Gericht: Kammergericht Berlin
Urteil verkündet am 16.01.2003
Aktenzeichen: 12 U 207/01
Rechtsgebiete: ZPO, VVG


Vorschriften:

ZPO § 138 Abs. 3
ZPO § 511
ZPO § 511 a
ZPO § 516
ZPO § 518
ZPO § 519
VVG § 152
Diese Entscheidung enthält keinen zur Veröffentlichung bestimmten Leitsatz.
KAMMERGERICHT Im Namen des Volkes

Geschäftsnummer: 12 U 207/01

Verkündet am: 16. Januar 2003

In dem Rechtsstreit

hat der 12. Zivilsenat des Kammergerichts auf die mündliche Verhandlung vom 16. Februar 2003 durch den Vorsitzenden Richter am Kammergericht Grieß sowie die Richter am Kammergericht Dr. Wimmer und Spiegel für Recht erkannt:

Tenor:

Die Berufung des Klägers gegen das am 25. Juni 2001 verkündete Urteil der Zivilkammer 24 des Landgerichts Berlin - 24 O 333/00 - wird auf seine Kosten zurückgewiesen.

Das Urteil ist vorläufig vollstreckbar.

Entscheidungsgründe:

Die gemäß §§ 511, 511 a ZPO statthafte Berufung wahrt die gesetzlichen Formen und Fristen der §§ 516, 518 und 519 ZPO. Sie ist zulässig, hat aber in der Sache aus den im Wesentlichen zutreffenden Gründen der angefochtenen Entscheidung, die durch das Vorbringen in der Berufung nicht entkräftet werden, keinen Erfolg (§ 543 Absatz 1 ZPO a. F.). Das Landgericht ist zu Recht zu dem Ergebnis gelangt, hinreichend gewichtige Umstände führten in ihrer Gesamtschau zu dem Schluss, es handele sich bei dem Ereignis am 8. Februar 2000, gegen 11.05 Uhr, in Berlin, Frankfurter Allee/Jessener Straße mit erheblicher Wahrscheinlichkeit um einen gestellten Unfall. Folglich kann der Kläger von der Beklagten als Haftpflichtversicherer keinen Schadensersatz für seine Unfallschäden verlangen.

A. Grundsätzlich obliegt es dem Geschädigten eines Verkehrsunfalls, die Verursachung des Schadens durch das gegnerische Fahrzeug darzutun und zu beweisen (Senat, Urteil vom 3. Juni 1996 - 12 U 2074/95 -; Urteil vom 17. Juni 1996 - 12 U 2152/95 -; Urteil vom 24. Juni 1996 - 12 U 2835/95 -; Urt. vom 26. Juli 1999 - 12 U 4832/97 -).
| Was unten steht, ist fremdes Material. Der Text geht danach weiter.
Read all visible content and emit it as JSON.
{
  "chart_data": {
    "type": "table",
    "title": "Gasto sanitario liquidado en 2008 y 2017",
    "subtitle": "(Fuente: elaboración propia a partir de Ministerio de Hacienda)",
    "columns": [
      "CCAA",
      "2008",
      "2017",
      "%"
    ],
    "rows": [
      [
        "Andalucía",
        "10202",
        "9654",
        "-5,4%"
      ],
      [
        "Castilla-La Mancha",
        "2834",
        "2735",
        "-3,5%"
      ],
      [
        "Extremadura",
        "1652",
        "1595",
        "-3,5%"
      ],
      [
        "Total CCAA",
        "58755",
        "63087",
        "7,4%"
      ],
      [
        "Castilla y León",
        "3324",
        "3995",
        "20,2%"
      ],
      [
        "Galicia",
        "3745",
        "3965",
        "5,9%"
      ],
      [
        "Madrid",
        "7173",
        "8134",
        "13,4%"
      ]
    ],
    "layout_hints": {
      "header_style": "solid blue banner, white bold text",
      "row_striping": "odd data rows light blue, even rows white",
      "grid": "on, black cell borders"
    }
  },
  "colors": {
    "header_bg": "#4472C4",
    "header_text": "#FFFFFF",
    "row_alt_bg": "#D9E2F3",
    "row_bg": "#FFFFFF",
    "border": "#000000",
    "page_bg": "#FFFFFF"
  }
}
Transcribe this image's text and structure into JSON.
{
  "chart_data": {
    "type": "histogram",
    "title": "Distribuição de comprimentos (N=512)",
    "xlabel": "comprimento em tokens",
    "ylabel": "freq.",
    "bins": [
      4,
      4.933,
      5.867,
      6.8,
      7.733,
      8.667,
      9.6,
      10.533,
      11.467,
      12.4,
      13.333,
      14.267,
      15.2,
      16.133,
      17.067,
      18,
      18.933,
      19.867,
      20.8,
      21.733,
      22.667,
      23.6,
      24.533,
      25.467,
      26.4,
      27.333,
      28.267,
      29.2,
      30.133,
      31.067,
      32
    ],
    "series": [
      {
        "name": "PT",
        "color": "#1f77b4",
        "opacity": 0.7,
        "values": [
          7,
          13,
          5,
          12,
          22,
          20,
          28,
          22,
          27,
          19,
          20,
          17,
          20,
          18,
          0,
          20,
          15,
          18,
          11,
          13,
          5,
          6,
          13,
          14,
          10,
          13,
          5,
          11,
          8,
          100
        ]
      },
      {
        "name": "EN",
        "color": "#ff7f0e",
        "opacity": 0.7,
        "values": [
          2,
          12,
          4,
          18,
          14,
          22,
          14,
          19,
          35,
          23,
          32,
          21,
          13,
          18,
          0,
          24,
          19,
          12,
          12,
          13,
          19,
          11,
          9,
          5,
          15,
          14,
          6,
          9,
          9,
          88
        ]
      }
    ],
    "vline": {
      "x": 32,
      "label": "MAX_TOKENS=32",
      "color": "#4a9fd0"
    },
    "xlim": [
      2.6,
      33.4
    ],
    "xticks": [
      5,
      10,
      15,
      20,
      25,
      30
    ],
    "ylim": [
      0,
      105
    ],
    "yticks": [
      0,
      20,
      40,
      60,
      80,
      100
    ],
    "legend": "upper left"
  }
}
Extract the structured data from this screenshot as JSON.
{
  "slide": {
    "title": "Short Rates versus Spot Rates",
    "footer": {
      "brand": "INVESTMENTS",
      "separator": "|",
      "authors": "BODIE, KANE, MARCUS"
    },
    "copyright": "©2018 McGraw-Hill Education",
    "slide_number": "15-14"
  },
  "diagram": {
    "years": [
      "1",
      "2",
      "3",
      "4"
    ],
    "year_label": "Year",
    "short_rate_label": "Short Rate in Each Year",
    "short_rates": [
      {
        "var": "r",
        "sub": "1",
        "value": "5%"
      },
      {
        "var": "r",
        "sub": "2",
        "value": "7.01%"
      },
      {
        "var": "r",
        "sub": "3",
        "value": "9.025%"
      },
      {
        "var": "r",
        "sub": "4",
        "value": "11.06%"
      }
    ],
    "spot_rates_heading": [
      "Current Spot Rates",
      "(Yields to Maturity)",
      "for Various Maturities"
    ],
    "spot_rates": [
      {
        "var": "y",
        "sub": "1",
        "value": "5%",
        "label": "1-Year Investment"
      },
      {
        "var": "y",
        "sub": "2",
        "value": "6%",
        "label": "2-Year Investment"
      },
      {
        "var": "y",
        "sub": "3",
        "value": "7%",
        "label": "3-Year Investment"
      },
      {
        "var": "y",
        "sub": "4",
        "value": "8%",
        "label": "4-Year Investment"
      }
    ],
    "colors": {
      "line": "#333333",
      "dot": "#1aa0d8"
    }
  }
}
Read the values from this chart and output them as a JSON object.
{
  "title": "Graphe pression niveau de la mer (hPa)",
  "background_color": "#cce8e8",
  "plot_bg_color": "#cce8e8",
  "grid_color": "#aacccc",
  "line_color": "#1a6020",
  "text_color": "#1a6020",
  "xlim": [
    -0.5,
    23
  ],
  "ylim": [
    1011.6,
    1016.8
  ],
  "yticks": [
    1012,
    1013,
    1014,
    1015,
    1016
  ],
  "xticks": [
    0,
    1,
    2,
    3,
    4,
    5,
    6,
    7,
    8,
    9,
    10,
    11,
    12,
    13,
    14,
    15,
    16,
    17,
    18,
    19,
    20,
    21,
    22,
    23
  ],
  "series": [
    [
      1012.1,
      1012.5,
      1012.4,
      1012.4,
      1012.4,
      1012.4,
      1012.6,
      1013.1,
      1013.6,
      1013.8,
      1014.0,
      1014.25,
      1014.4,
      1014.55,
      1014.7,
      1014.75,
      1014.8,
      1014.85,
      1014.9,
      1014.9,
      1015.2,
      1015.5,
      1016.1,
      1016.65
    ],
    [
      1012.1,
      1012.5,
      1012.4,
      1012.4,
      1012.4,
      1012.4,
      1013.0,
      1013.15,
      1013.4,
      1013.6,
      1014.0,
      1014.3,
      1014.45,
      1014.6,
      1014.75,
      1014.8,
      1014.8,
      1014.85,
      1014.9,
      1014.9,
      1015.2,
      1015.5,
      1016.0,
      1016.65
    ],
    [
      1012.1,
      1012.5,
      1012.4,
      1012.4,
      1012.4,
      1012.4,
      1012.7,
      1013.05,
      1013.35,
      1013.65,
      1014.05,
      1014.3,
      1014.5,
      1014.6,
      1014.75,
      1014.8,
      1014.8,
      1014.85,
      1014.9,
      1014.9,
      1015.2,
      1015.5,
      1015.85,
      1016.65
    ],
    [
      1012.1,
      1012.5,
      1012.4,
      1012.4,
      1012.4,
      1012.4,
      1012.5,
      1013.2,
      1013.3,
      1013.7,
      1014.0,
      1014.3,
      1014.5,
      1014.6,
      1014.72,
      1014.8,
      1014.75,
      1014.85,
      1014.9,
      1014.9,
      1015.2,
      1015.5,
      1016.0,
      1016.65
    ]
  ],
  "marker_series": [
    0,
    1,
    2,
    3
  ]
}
Ferner hat der Geschädigte das Ausmaß des unfallbedingten Schadens darzulegen und zu beweisen.

Selbst wenn dem Geschädigten diese Beweise gelingen, entfällt eine Haftung des Schädigers, Halters des gegnerischen Fahrzeugs und des Haftpflichtversicherers, wenn in ausreichendem Maße Umstände vorliegen, die die Feststellung gestatten, dass es sich bei dem Schadensereignis um einen verabredeten Unfall gehandelt hat. In diesem Fall scheitert ein Ersatzanspruch an der Einwilligung des Geschädigten, ohne dass besonders auf § 152 VVG abzustellen wäre. Den Nachweis, dass ein vorgetäuschter Unfall vorliegt, hat grundsätzlich der Schädiger bzw. dessen Haftpflichtversicherung zu führen. Doch genügt der Nachweis einer erheblichen Wahrscheinlichkeit für unredliches Verhalten. Die ungewöhnliche Häufung von Beweisanzeichen, die für eine Manipulation spricht, gestattet eine entsprechende Feststellung (§ 286 ZPO; grundlegend BGHZ 71, 339 VersR 1978, 242 = NJW 1978, 2154; VersR 1979, 514; vgl. die weiteren Nachweise in den vorzitierten Entscheidungen des Senats).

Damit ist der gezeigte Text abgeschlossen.